Hem yatırımcılara hem de entegratör firmalara danışmanlık hizmeti sunuyorsunuz. Bu kapsamda nasıl bir iş birliğiniz var?

Evet, entegratör firmalara destek veriyoruz. Sektörde 40 yılı aşkın süredir faaliyet gösterdiğimiz için makina tarafında ciddi bir know-how’ımız ve deneyimimiz var. Kendi know-how’ımız ile beraber firmaya makinanın nasıl prosesinin bağlanması gerektiği, robotun nasıl olması gerektiği, hangi sinyalleri alması gerektiği, nasıl bağlantısı olursa daha sağlıklı ve iş güvenliğine uygun olarak devreye alınması kısmında bir nevi partner gibi çalışıyoruz. Çünkü oradaki entegratör de sektöre hizmet ettiği için biz de onlara çözüm üretmek zorundayız. Bizim makinamızın markası olsun veya olmasın her entegratöre destek sağlıyoruz. Çalıştığımız entegratör firmalar var. Bize herhangi bir taleple geldiklerinde, geri çevirmeyip destek oluyoruz ve onlar adına çalışmalar düzenleyebiliyoruz. 

Robotlu otomasyon konusunda ne tür projeler devreye alıyorsunuz?
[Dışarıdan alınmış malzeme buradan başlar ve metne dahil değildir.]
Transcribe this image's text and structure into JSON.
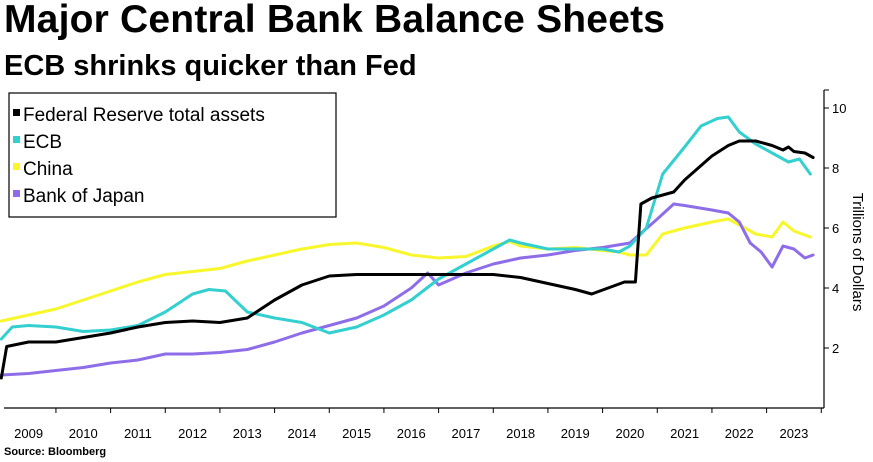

Birçok firmada projeler gerçekleştiriyoruz. Örneğin Sivas’ta kam mili üreten ve dünyada 80 ülkeye ihracat yapan bir firmanın fabrikasında robot kurulumumuz var. Akıllı fabrikanın temelleri atıldı. Projede, 11 robot ve yaklaşık 34 makina bir noktadan birbirleriyle sanal olarak haberleşebiliyor. I/O link dediğimiz bağlantı modeliyle makinanın, robotun sanki bir argümanı gibi çalışabiliyor. Burada projelendirirken müşterimizin nasıl bir proje istediği, neler yapmamız ve müşteriye bu konuda sürecin nasıl devam etmesi gerektiği, hangi prosesi nasıl yaparsak çok daha hızlı ve verimli olacağı gibi konularda da öngörülerde bulunuyoruz. Karşılıklı fikir alışverişinde bulunarak en iyi çözümü sunuyoruz. Biz partner gibi değil, artık akraba gibi çalışıyoruz. Projenin ardından teknik destek, eğitim, güncelleme gibi her türlü desteği veriyoruz. Herhangi bir arıza halinde anında müdahale ediyoruz.